A trajetória do Brasil na arena internacional, desde a posse do presidente Luiz Inácio Lula da Silva, tem sido a de reafirmar a nossa soberania e traçar uma política que respalde um projeto de desenvolvimento nacional com distribuição de renda. O primeiro passo foi impedir a criação da Área de Livre Comércio das Américas (ALCA), proposta pelo então presidente dos Estados Unidos da América (EUA), Bill Clinton, em 1994, que visava atrelar as economias do continente aos interesses estadunidenses, seguindo a orientação neoliberal. Abraçado com entusiasmo pelo Governo Fernando Henrique Cardoso e pelo PSDB, o projeto foi recusado por Lula, que optou por fortalecer os laços com os países latino-americanos, através do Mercado Comum do Sul (MERCOSUL) e da União de Nações Sul-Americanas (UNASUL). A agregação regional é fundamental, não apenas na América, mas em todo o Hemisfério Sul. O Hemisfério Norte já tem uma logística industrial, comercial, cultural, científica e tecnológica bastante desenvolvida, o que ainda é um desafio para o nosso hemisfério. Outro passo importante foi livrar-se da tutela do Fundo Monetário Internacional (FMI).

Os países sul-americanos podem ter no Brasil um motor para seu desenvolvimento. Podemos adotar projetos arrojados de mobilidade urbana, com uma logística de metrô; e de transporte de carga, com trens e portos. Isso alavancaria também a indústria de máquinas e equipamentos nesses setores. Através do BRICS e de outras articulações e instâncias, nosso país pode atuar para o desenvolvimento mais acelerado da América do Sul, o que é muito importante para nosso próprio projeto de desenvolvimento nacional. Isso amplia o potencial de desenvolvimento da nossa indústria, aperfeiçoa e qualifica nossos profissionais.

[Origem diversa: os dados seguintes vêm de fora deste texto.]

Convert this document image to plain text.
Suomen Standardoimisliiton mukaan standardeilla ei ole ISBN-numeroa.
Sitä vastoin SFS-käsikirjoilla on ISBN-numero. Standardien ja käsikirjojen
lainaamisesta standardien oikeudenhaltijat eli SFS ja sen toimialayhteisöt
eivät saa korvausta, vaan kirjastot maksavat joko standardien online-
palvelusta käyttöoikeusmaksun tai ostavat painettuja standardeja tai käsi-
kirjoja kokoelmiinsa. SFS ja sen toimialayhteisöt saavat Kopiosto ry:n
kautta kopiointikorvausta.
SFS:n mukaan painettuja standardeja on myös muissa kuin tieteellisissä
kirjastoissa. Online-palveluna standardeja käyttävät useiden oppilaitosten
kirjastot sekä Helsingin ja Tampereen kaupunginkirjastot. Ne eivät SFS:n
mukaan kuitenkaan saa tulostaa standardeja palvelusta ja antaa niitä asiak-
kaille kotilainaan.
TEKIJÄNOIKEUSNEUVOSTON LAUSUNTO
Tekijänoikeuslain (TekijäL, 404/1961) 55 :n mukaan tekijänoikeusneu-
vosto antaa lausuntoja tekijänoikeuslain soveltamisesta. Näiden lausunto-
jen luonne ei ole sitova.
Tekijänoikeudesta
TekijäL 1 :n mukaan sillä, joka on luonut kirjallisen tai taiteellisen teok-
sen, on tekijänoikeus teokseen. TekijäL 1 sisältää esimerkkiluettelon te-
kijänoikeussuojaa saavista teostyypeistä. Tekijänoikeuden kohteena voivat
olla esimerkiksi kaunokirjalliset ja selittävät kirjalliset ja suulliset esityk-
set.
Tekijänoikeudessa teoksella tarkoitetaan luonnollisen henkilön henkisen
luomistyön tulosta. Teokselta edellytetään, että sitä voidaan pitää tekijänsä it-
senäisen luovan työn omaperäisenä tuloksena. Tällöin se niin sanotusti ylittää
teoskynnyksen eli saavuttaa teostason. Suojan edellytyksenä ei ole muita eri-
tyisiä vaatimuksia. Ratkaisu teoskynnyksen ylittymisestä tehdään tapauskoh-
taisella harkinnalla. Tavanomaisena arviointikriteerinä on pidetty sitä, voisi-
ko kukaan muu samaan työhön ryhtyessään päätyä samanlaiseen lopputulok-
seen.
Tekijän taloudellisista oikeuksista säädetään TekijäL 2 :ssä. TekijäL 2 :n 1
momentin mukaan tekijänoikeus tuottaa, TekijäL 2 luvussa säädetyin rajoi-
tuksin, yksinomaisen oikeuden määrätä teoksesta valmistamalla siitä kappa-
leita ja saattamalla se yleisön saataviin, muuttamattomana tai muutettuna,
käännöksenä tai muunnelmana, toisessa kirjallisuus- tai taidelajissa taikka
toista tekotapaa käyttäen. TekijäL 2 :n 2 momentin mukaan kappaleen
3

Ao mesmo tempo, internamente, temos que resolver os problemas da burocracia e dos gargalos econômicos, que emperram, ou direcionam para os títulos públicos, os investimentos nacionais e internacionais.

Em 1993, George Kennan, no livro “Around the Cragged Hill: A Personal and Political Philosophy”, referiu-se a monster countries, países que combinam ao mesmo tempo uma extensão continental e uma grande população – os cinco países monstros eram os Estados Unidos da América (EUA), a então União Soviética, a China, a Índia e o Brasil. Em 2001, o economista Jim O’Neil, do banco de investimentos Goldman Sachs, no estudo “Building Better Global Economic BRICs”, analisou os países com economias emergentes (os “monstros” citados por Kennan, com exceção dos EUA, e a Rússia substituindo a União Soviética). Chamou a atenção para o fato de eles estarem ocupando posição cada vez mais relevante na economia mundial. O´Neil apontava que os BRIC, em decorrência, estavam ainda mais atraentes para investimentos internacionais. BRIC são os únicos países, além dos EUA, que possuem, ao mesmo tempo, área territorial acima de 2 milhões de km², mais de 100 milhões de habitantes e PIB nominal acima de US$ 1 trilhão.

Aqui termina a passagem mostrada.